TOKYO (Reuters) – Confidence among Japan’s large service-sector firms improved in the three months to December, a closely watched central bank survey showed, suggesting the economy was gradually emerging from the hit of the coronavirus pandemic.
But big manufacturers’ confidence was flat from three months ago and companies saw business conditions worsening ahead, underscoring the fragile nature of Japan’s economic recovery.
The outcome offered a mixed picture for policymakers seeking to reflate Japan’s fragile economy by maintaining ultra-loose monetary policy and a massive pandemic-relief spending package.
The headline index gauging big manufacturers’ sentiment stood at plus 18 in the final quarter of 2021, unchanged from the previous quarter, the Bank of Japan’s (BOJ) tankan survey showed on Monday.

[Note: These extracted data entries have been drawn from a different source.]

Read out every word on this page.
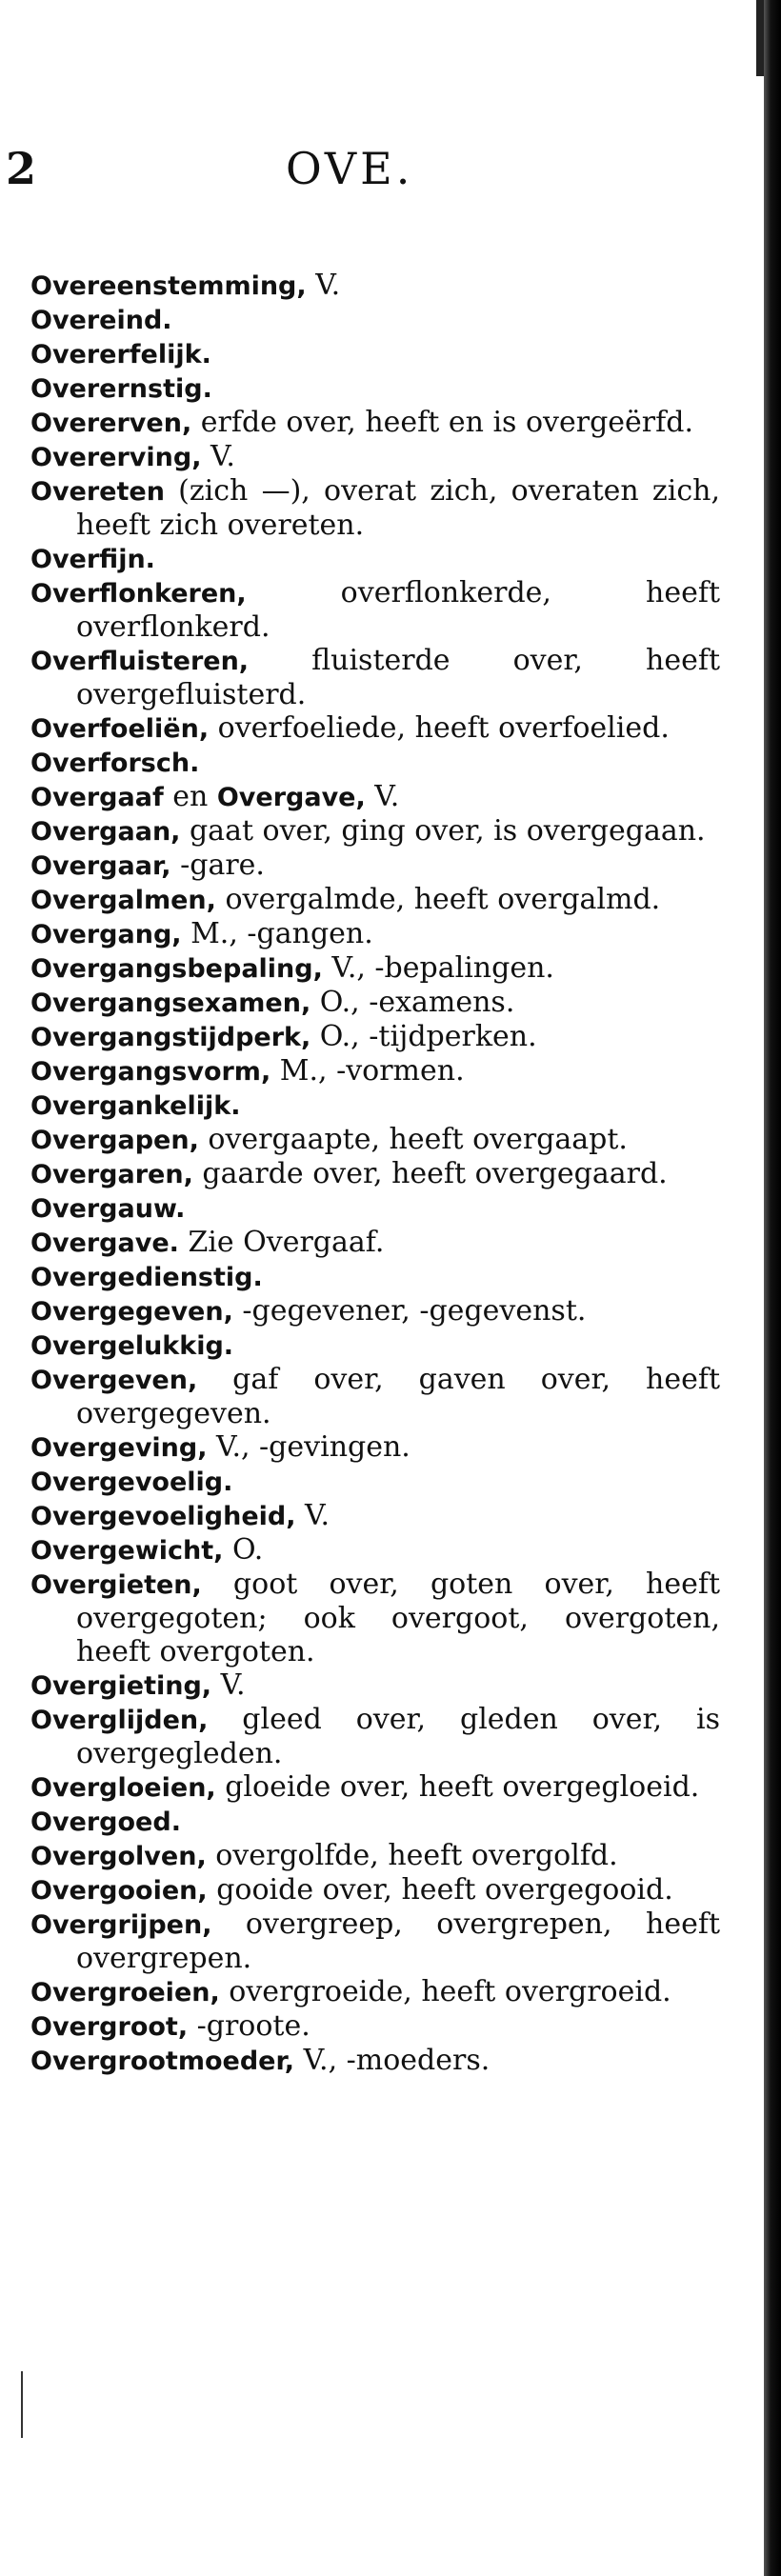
2	OVE.
Overeenstemming, V.
Overeind.
Overerfelijk.
Overernstig.
Overerven, erfde over, heeft en is overgeërfd.
Overerving, V.
Overeten (zich —), overat zich, overaten zich, heeft zich overeten.
Overfijn.
Overflonkeren, overflonkerde, heeft overflonkerd.
Overfluisteren, fluisterde over, heeft overgefluisterd.
Overfoeliën, overfoeliede, heeft overfoelied.
Overforsch.
Overgaaf en Overgave, V.
Overgaan, gaat over, ging over, is overgegaan.
Overgaar, -gare.
Overgalmen, overgalmde, heeft overgalmd.
Overgang, M., -gangen.
Overgangsbepaling, V., -bepalingen.
Overgangsexamen, O., -examens.
Overgangstijdperk, O., -tijdperken.
Overgangsvorm, M., -vormen.
Overgankelijk.
Overgapen, overgaapte, heeft overgaapt.
Overgaren, gaarde over, heeft overgegaard.
Overgauw.
Overgave. Zie Overgaaf.
Overgedienstig.
Overgegeven, -gegevener, -gegevenst.
Overgelukkig.
Overgeven, gaf over, gaven over, heeft overgegeven.
Overgeving, V., -gevingen.
Overgevoelig.
Overgevoeligheid, V.
Overgewicht, O.
Overgieten, goot over, goten over, heeft overgegoten; ook overgoot, overgoten, heeft overgoten.
Overgieting, V.
Overglijden, gleed over, gleden over, is overgegleden.
Overgloeien, gloeide over, heeft overgegloeid.
Overgoed.
Overgolven, overgolfde, heeft overgolfd.
Overgooien, gooide over, heeft overgegooid.
Overgrijpen, overgreep, overgrepen, heeft overgrepen.
Overgroeien, overgroeide, heeft overgroeid.
Overgroot, -groote.
Overgrootmoeder, V., -moeders.
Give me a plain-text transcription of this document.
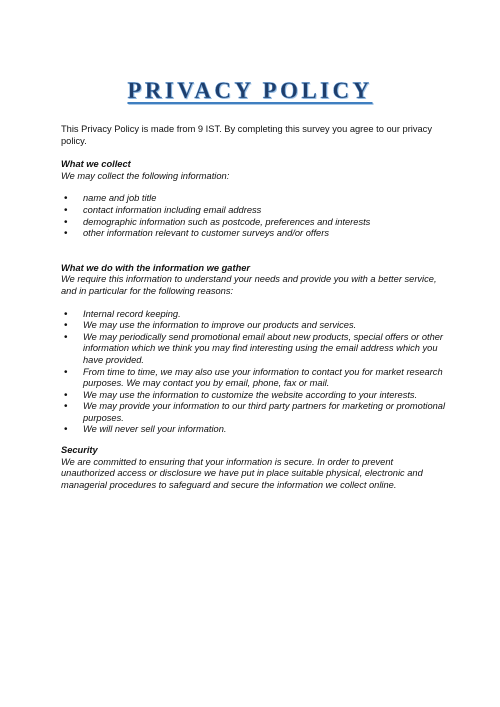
PRIVACY POLICY

This Privacy Policy is made from 9 IST. By completing this survey you agree to our privacy policy.

What we collect

We may collect the following information:

• name and job title
• contact information including email address
• demographic information such as postcode, preferences and interests
• other information relevant to customer surveys and/or offers
What we do with the information we gather

We require this information to understand your needs and provide you with a better service, and in particular for the following reasons:

• Internal record keeping.
• We may use the information to improve our products and services.
• We may periodically send promotional email about new products, special offers or other information which we think you may find interesting using the email address which you have provided.
• From time to time, we may also use your information to contact you for market research purposes. We may contact you by email, phone, fax or mail.
• We may use the information to customize the website according to your interests.
• We may provide your information to our third party partners for marketing or promotional purposes.
• We will never sell your information.
Security

We are committed to ensuring that your information is secure. In order to prevent unauthorized access or disclosure we have put in place suitable physical, electronic and managerial procedures to safeguard and secure the information we collect online.
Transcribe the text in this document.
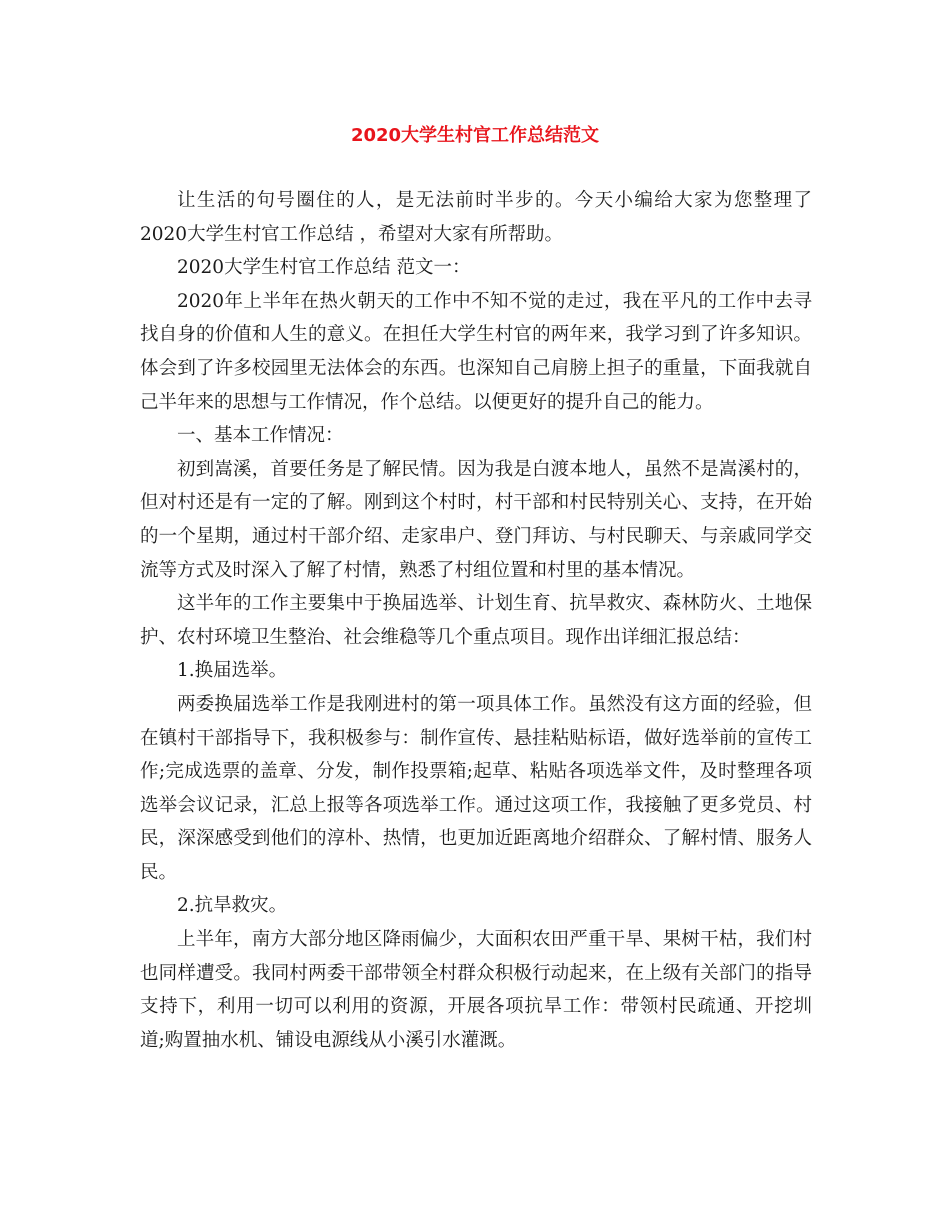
2020大学生村官工作总结范文

让生活的句号圈住的人，是无法前时半步的。今天小编给大家为您整理了2020大学生村官工作总结 ，希望对大家有所帮助。

2020大学生村官工作总结 范文一：

2020年上半年在热火朝天的工作中不知不觉的走过，我在平凡的工作中去寻找自身的价值和人生的意义。在担任大学生村官的两年来，我学习到了许多知识。体会到了许多校园里无法体会的东西。也深知自己肩膀上担子的重量，下面我就自己半年来的思想与工作情况，作个总结。以便更好的提升自己的能力。

一、基本工作情况：

初到嵩溪，首要任务是了解民情。因为我是白渡本地人，虽然不是嵩溪村的，但对村还是有一定的了解。刚到这个村时，村干部和村民特别关心、支持，在开始的一个星期，通过村干部介绍、走家串户、登门拜访、与村民聊天、与亲戚同学交流等方式及时深入了解了村情，熟悉了村组位置和村里的基本情况。

这半年的工作主要集中于换届选举、计划生育、抗旱救灾、森林防火、土地保护、农村环境卫生整治、社会维稳等几个重点项目。现作出详细汇报总结：

1.换届选举。

两委换届选举工作是我刚进村的第一项具体工作。虽然没有这方面的经验，但在镇村干部指导下，我积极参与：制作宣传、悬挂粘贴标语，做好选举前的宣传工作;完成选票的盖章、分发，制作投票箱;起草、粘贴各项选举文件，及时整理各项选举会议记录，汇总上报等各项选举工作。通过这项工作，我接触了更多党员、村民，深深感受到他们的淳朴、热情，也更加近距离地介绍群众、了解村情、服务人民。

2.抗旱救灾。

上半年，南方大部分地区降雨偏少，大面积农田严重干旱、果树干枯，我们村也同样遭受。我同村两委干部带领全村群众积极行动起来，在上级有关部门的指导支持下，利用一切可以利用的资源，开展各项抗旱工作：带领村民疏通、开挖圳道;购置抽水机、铺设电源线从小溪引水灌溉。
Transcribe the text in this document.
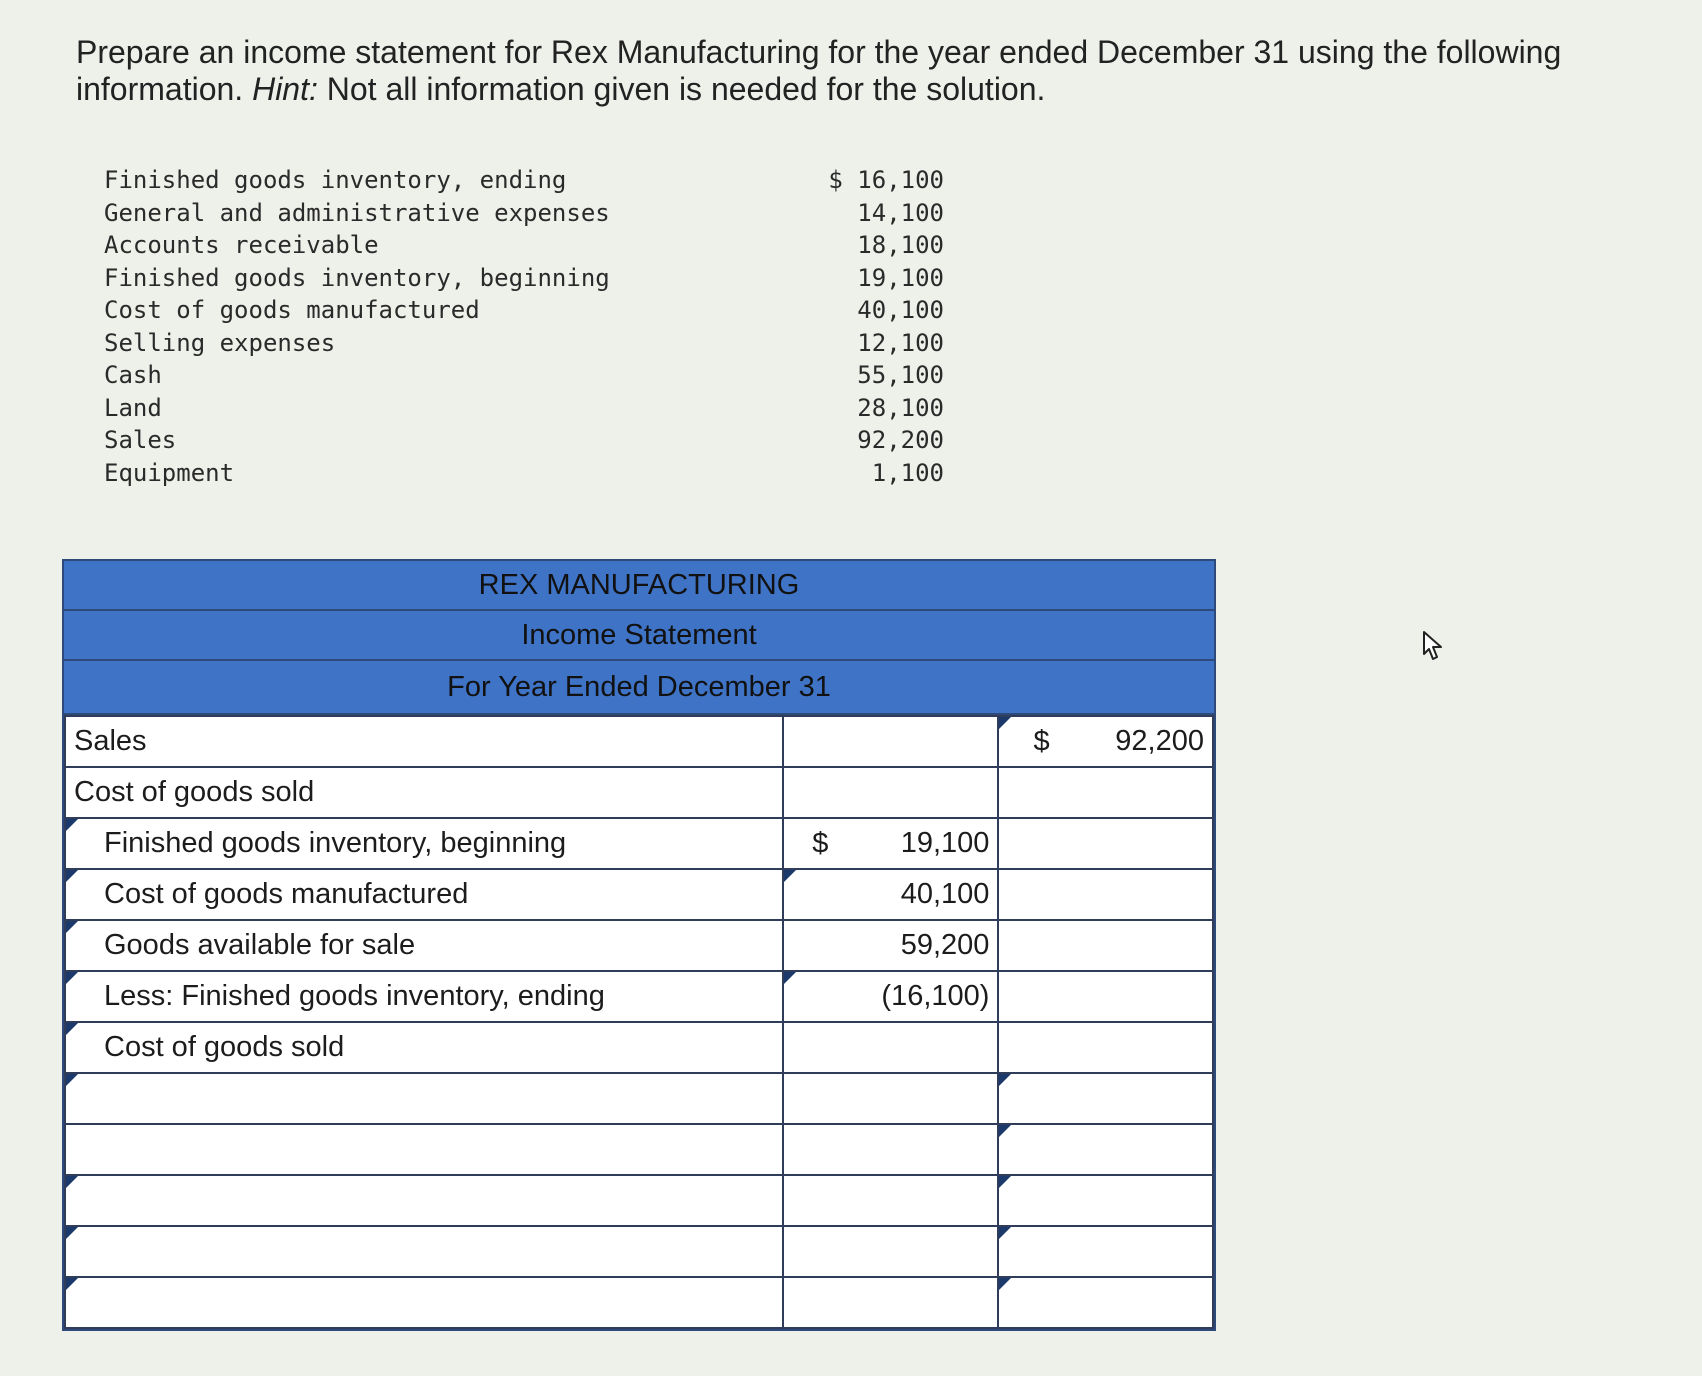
Prepare an income statement for Rex Manufacturing for the year ended December 31 using the following information. Hint: Not all information given is needed for the solution.
Finished goods inventory, ending	$ 16,100
General and administrative expenses	14,100
Accounts receivable	18,100
Finished goods inventory, beginning	19,100
Cost of goods manufactured	40,100
Selling expenses	12,100
Cash	55,100
Land	28,100
Sales	92,200
Equipment	1,100
REX MANUFACTURING
Income Statement
For Year Ended December 31
Sales		$ 92,200
Cost of goods sold	

Finished goods inventory, beginning	$ 19,100	

Cost of goods manufactured	40,100	

Goods available for sale	59,200	

Less: Finished goods inventory, ending	(16,100)	

Cost of goods sold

It compared with a median market forecast for plus 19.
An index gauging big non-manufacturers’ sentiment rose to plus 9 from plus 2 three months ago, the survey showed, in a sign the Sept. 30 lifting of state of emergency curbs to combat the COVID-19 pandemic was helping lift consumption. It compared with market forecasts for a reading of plus 6.
Big manufacturers and non-manufacturers expect business conditions to worsen three months ahead, though the survey was closed too soon to incorporate the impact of the recent spread of the Omicron variant.
The survey was conducted from Nov. 10-Dec. 10 with most of the replies coming in by Nov. 29, a BOJ official told a briefing.
The survey also showed big firms plan to increase capital spending by 9.3% in the year ending in March 2022, less than the market’s median forecast for a 9.8% gain.
Japan has lagged other countries in staging a strong rebound from last year’s pandemic hit, shrinking an annualised 3.6% in July-September due to weak consumption and output hit by a spike in infections and supply constraints.
While analysts expect growth to bounce back in the final quarter of this year, some warn the emergence of Omicron clouds the outlook and may keep the recovery feeble next year.